Lorsqu’on parle passion, on pense rapidement à en faire un métier. C’est assez logique mais peut-être pas souhaitable dans tous les cas.

Évidemment, le passionné a atteint un niveau de maîtrise élevé de son activité. Il la connaît en profondeur. Il en a étudié la technique, l’histoire, en connaît les acteurs principaux, sait où trouver le meilleur matériel, est au courant des événements passés et à venir. Lancé sur son sujet, il devient intarissable, allant d’anecdotes aux détails techniques, quitte à saouler son auditoire.

Quoi de plus logique, lorsqu’on a une telle connaissance de son activité et qu’on en tire autant de satisfaction de vouloir sauter le pas et de vouloir en vivre.

Certains n’ont d’ailleurs pas vraiment le choix. Il est assez fréquent qu’une passion, exercée très tôt dans la vie et de manière intense, ait laissé peu de place à d’autres activités. Le développement d’une profession dans le même domaine s’impose alors naturellement.

D’autres choisissent cette voie plus tard. Ils ont fait le tour de leur métier « alimentaire », ils ont des économies, moins de contraintes… où en ont tellement ras-le-bol qu’ils ne voient que cette solution. Évidemment, la connaissance qu’ils ont de l’environnement de leur passion leur donne un avantage indéniable face à d’autres, moins passionnés, moins investis, face aux difficultés aussi. Ils ont plus d’atouts dans leur jeu.

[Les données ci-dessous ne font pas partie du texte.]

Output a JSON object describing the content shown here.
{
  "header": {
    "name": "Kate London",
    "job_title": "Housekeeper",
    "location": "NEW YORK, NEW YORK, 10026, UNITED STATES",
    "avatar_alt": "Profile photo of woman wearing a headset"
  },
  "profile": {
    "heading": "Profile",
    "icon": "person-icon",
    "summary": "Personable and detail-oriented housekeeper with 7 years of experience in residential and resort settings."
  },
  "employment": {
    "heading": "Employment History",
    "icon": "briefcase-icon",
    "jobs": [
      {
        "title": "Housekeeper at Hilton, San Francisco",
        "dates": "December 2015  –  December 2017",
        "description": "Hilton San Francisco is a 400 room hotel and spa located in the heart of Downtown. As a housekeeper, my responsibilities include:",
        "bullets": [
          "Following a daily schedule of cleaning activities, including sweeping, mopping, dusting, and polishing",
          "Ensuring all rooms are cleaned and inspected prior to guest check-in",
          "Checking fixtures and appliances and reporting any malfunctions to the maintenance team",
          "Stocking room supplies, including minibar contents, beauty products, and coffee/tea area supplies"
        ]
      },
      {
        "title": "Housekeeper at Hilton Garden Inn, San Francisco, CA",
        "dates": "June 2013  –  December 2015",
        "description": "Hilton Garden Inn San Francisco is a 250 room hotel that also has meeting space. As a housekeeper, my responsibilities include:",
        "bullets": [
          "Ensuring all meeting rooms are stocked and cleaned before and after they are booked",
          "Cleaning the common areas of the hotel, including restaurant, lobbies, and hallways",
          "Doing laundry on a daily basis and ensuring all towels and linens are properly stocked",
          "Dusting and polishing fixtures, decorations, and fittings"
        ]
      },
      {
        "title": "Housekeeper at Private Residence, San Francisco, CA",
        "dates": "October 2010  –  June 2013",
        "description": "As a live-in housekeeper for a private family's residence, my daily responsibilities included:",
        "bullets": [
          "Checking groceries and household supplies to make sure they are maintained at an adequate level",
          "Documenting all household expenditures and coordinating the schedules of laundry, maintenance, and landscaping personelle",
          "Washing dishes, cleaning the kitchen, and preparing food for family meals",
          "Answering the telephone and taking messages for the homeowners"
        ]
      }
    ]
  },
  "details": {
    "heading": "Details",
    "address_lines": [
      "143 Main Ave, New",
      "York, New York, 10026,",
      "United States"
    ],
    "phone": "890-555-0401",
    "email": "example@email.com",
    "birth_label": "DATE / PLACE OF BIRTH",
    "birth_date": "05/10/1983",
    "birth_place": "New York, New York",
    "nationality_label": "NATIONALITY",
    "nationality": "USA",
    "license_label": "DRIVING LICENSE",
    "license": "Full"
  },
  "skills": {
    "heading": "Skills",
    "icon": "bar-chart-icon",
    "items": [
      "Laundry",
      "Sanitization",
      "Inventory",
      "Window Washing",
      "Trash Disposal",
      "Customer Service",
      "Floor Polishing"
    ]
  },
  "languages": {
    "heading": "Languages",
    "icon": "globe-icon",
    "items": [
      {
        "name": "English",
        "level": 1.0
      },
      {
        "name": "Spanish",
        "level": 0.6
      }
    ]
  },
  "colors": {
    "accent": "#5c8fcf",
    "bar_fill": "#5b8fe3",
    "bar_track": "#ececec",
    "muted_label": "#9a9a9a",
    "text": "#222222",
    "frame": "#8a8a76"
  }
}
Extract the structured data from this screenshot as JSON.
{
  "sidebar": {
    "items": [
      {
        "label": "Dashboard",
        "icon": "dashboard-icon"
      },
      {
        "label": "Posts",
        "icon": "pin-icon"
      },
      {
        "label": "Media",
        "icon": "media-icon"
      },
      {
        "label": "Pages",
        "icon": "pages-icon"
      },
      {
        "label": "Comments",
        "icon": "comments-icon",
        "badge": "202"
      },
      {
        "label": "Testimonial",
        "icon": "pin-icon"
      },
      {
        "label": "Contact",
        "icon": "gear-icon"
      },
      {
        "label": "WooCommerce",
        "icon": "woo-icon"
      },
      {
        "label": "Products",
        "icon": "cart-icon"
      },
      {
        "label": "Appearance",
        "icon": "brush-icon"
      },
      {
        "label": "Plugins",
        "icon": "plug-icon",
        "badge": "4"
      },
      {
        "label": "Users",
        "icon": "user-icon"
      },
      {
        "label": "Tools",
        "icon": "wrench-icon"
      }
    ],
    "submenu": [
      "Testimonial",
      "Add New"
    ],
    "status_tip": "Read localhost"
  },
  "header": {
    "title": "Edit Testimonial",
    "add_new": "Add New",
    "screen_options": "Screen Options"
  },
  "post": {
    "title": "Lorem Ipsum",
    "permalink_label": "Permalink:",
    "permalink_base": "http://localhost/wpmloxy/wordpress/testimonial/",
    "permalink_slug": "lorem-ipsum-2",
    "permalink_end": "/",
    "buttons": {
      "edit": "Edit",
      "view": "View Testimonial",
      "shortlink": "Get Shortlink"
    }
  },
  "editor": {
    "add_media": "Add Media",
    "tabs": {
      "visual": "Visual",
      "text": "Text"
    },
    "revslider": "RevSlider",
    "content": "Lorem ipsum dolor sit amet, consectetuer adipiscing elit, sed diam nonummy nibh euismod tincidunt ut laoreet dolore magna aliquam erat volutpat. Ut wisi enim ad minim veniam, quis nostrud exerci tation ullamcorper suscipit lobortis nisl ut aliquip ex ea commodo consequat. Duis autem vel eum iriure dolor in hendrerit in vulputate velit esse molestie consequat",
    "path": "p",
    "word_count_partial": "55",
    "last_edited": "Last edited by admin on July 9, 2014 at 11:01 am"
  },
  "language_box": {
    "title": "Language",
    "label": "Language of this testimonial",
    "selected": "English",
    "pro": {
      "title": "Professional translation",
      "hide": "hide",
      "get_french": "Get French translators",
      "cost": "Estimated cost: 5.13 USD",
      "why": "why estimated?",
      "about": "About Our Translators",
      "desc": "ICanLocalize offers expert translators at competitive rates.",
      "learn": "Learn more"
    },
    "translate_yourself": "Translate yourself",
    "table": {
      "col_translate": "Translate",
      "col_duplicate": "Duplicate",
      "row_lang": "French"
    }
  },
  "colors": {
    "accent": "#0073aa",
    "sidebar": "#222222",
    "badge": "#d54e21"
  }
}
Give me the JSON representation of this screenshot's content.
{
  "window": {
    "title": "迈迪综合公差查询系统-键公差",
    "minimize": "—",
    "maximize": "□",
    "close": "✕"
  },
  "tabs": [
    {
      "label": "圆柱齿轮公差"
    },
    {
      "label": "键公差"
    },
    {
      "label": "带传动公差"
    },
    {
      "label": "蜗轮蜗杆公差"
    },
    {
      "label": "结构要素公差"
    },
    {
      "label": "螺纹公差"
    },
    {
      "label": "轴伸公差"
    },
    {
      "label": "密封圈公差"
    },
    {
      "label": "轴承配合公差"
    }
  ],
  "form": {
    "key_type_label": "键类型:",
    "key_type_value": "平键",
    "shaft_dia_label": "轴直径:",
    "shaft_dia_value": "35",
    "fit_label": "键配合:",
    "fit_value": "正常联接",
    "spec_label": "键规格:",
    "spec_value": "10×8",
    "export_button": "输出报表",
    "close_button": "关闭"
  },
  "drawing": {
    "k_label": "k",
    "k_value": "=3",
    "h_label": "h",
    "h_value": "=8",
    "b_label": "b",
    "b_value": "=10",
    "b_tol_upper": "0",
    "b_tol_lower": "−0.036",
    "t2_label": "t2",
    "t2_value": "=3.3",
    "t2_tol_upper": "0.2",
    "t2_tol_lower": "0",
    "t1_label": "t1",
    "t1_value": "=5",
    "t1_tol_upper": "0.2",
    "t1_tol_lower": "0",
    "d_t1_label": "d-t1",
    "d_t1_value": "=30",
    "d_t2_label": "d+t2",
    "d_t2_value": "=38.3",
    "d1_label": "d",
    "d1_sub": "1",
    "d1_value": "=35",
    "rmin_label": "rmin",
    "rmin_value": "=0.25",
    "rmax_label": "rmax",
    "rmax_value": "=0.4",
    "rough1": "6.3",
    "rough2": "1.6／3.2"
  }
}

Mais il faut néanmoins rester prudent. Une ou plusieurs passions, en plus d’un travail classique, représente une richesse, un gain de complexité. En cas de problème au travail, la passion compense. Elle représente un sas de décompression, une source de plaisir. A contrario, en cas de défaite, de difficulté dans sa passion, le travail peut jouer le même rôle. Sans oublier qu’il représente une source de revenus et de stabilité que l’on ne peut négliger.

Joindre les deux environnements peut constituer un risque. Imaginez l’échec d’un métier passion, c’est un monde qui s’écroule. Outre la perte de revenus, c’est une atteinte à l’identité et à l’estime de soi potentiellement plus forte que pour n’importe quel autre projet !

Il est donc très important de prendre conscience de ce risque et de prévoir l’échec, d’envisager les plans B, C, D… Autant de solutions qui éviteront les déconvenues financières mais aussi, et surtout, les atteintes à son identité et à son estime. Notamment, il faut s’assurer que ses proches porteront encore le même regard, qu’un champion d’échecs ne devienne pas « mister échecs » parce qu’il aura échoué dans un projet lié à sa passion !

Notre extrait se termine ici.